Reykjavík & Beyond: Q&A with Lord Pusswhip

Post Author: Kelly Kerrigan

Icelandic techno producer pays tribute to old school rave scenes on new EP Reykjavík ’93

Reykjavík ’93, the third project from Thordur Jonsson, aka Lord Pusswhip, travels back through the techno time machine into Iceland’s rave scene of the ’90s. The Icelandic musician’s discography is sure to both confuse and captivate the ears of its listeners with left-field production and tantalizing beats. Pusswhip’s experimental nature propelled the new EP, which was influenced by his stays in Berlin, Reykjavík, and Los Angeles.  

Eight dance-inspired songs dwell within the track list, with four remixes from the likes of DJ Earl, Megaforce, and ARMA. The lead tracks “Palli ’96” and “Sc0pe” pay homage to Pusswhip’s native roots, recycling two Icelandic rave hits: In the Arms of Love and Horfðu Á Mig. Previously-released singles “Korea Groove,” “Kawaii Hansu,” and “500 Gallons” expand upon the versatile world of Reykjavík ’93 with hints of lo-fi, house, techno, rave revival and trap. The artwork of the project details graphics created by Lord Pusswhip himself visually embodying the songs on the album. 

“I missed out on the Icelandic rave scene, so the album is a sort of hauntological travel through these nonexistent memories and also hopefully a goodbye kiss or a coup de grâce to the ‘rave revival’ thing that’s been going on for the past years,” he shared.

Lord Pusswhip’s Reykjavík ’93 EP will be born into the world on April 12th via the Fantastic Voyage label (pre-order HERE). Until then you can get a taste of the record and dive into the mind of the producer with an exclusive interview below:

Your new EP ‘Reykjavík ‘93’ is sonically different than any of your previous work. How does it feel different to you?

I would say that people have often referred to my music as dark and evil; like black, red, or silver. Reykjavík ’93 feels like orange. Most of it is upbeat and sunny, except for the track “sorry :/” which is quite melancholy.

What is it about the Icelandic rave scene in the ’90s that inspires you so much?

When I was a teenager, I would go to these nights called Weirdcore, which was partly organized by the now-deceased Icelandic electronic music legend Biogen. His sets always really inspired me and my friends, and he would be very nice and accommodating when we came up to him to chat or ask questions.

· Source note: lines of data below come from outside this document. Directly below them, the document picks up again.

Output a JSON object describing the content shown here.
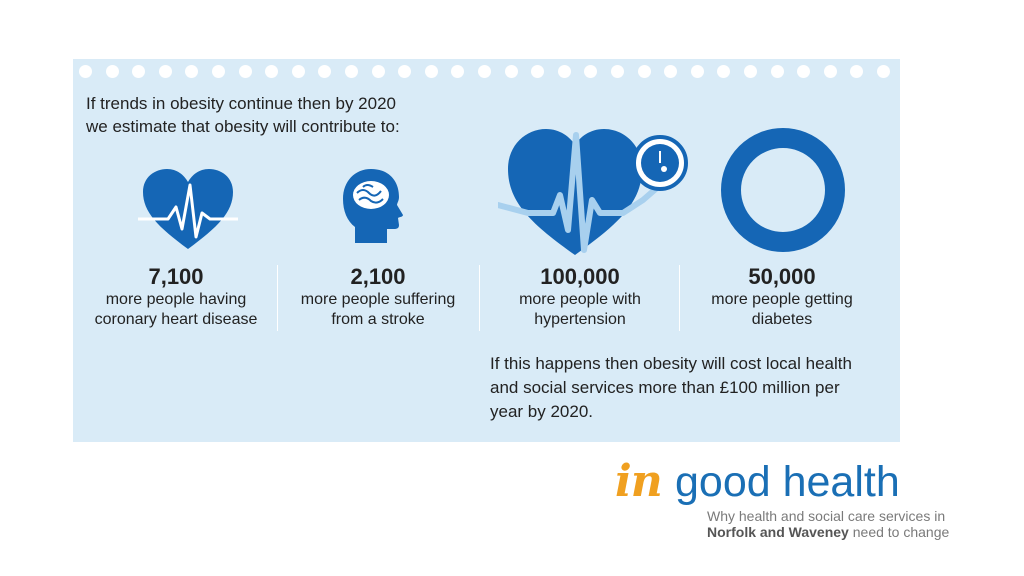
{
  "intro": {
    "line1": "If trends in obesity continue then by 2020",
    "line2": "we estimate that obesity will contribute to:"
  },
  "stats": [
    {
      "number": "7,100",
      "desc1": "more people having",
      "desc2": "coronary heart disease",
      "icon": "heart-pulse-icon"
    },
    {
      "number": "2,100",
      "desc1": "more people suffering",
      "desc2": "from a stroke",
      "icon": "head-brain-icon"
    },
    {
      "number": "100,000",
      "desc1": "more people with",
      "desc2": "hypertension",
      "icon": "heart-pressure-gauge-icon"
    },
    {
      "number": "50,000",
      "desc1": "more people getting",
      "desc2": "diabetes",
      "icon": "diabetes-ring-icon"
    }
  ],
  "cost": {
    "line1": "If this happens then obesity will cost local health",
    "line2": "and social services more than £100 million per",
    "line3": "year by 2020."
  },
  "brand": {
    "in": "in",
    "name": "good health",
    "tagline1": "Why health and social care services in",
    "tagline2_bold": "Norfolk and Waveney",
    "tagline2_rest": " need to change"
  },
  "colors": {
    "panel": "#d9ebf7",
    "icon_blue": "#1566b5",
    "pulse": "#a8d0ee",
    "accent_orange": "#f0a020"
  }
}
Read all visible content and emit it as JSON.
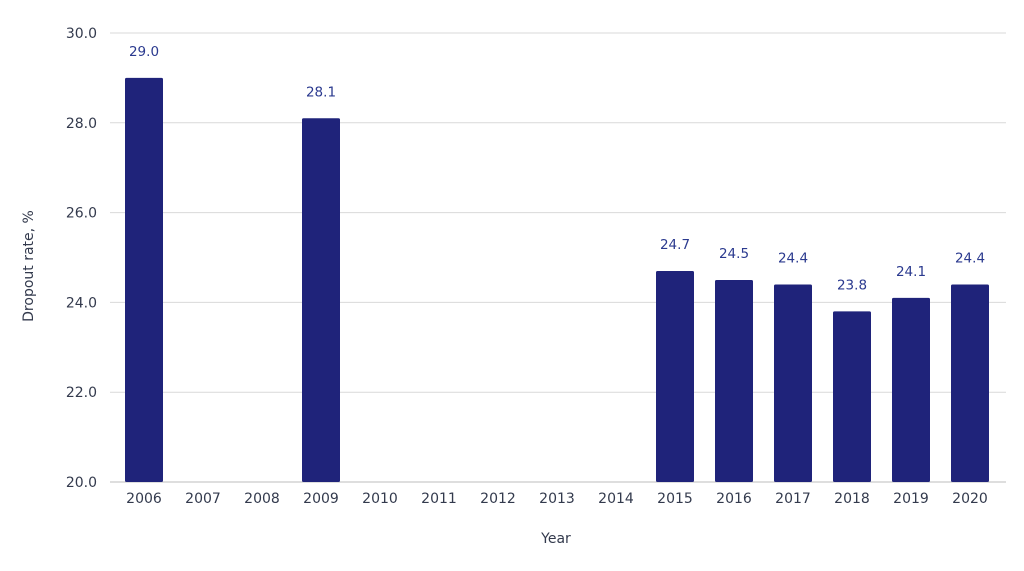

He was a part of Ajax, a jungle/hardcore outfit that was one of the first examples of hardcore being made outside of the UK. 

I understand that this project is a reflection of your stays in Berlin, Reykjavík, and Los Angeles. How would you describe those three locations influencing your music?

First of all, living in Berlin for a couple of years really made me start enjoying club music in a new way. I never saw myself as being that much into techno or house music before my stay there. Coming to Berlin at first was a bit daunting because the music scene there seems very formidable, but I managed to penetrate both the hip-hop and techno/club scene there which gave me newfound confidence, for sure. Most of the tracks on Reykjavík ’93 were made during my stay in Berlin.

The artwork for the album and the singles was mostly lifted from old Icelandic magazines and newspapers in a collage style – and obviously, the album is influenced by the early rave scene in Iceland, which I was too young to experience. The only song made in Los Angeles is the collaboration with Justin Jay, “Pusswhip in California“, and I realized the album title and concept late one night during my recent stay in Los Angeles.

Since the beginning of your journey with music and the transitions you’ve made, you’ve been able to maintain your experimental nature.  How do you upkeep that level of creativity when trying out something new?

Experimentation is just somehow embedded into my music. I feel like all music involves a lot of experimentation, really. I’ve sometimes used that signifier when referring to my own music, to make it more clear to the public that it’s not exactly your run-of-the-mill stuff. I’m also an avid student of music history so I’m constantly being inspired by new stuff that I discover. A part of that obsession originally evolved through finding music to sample.

What songs are you most proud of and why?

“101 Reykjavík”, the first track by my side-project Psychoplasmics, with my friend and producer Alfreð Drexler. I’m particularly proud of that one because it was a sleeper hit, both in Iceland and overseas in certain internet music niches, as well as an after-party favorite. It’s the first track where we successfully implemented real instruments instead of making everything on a computer.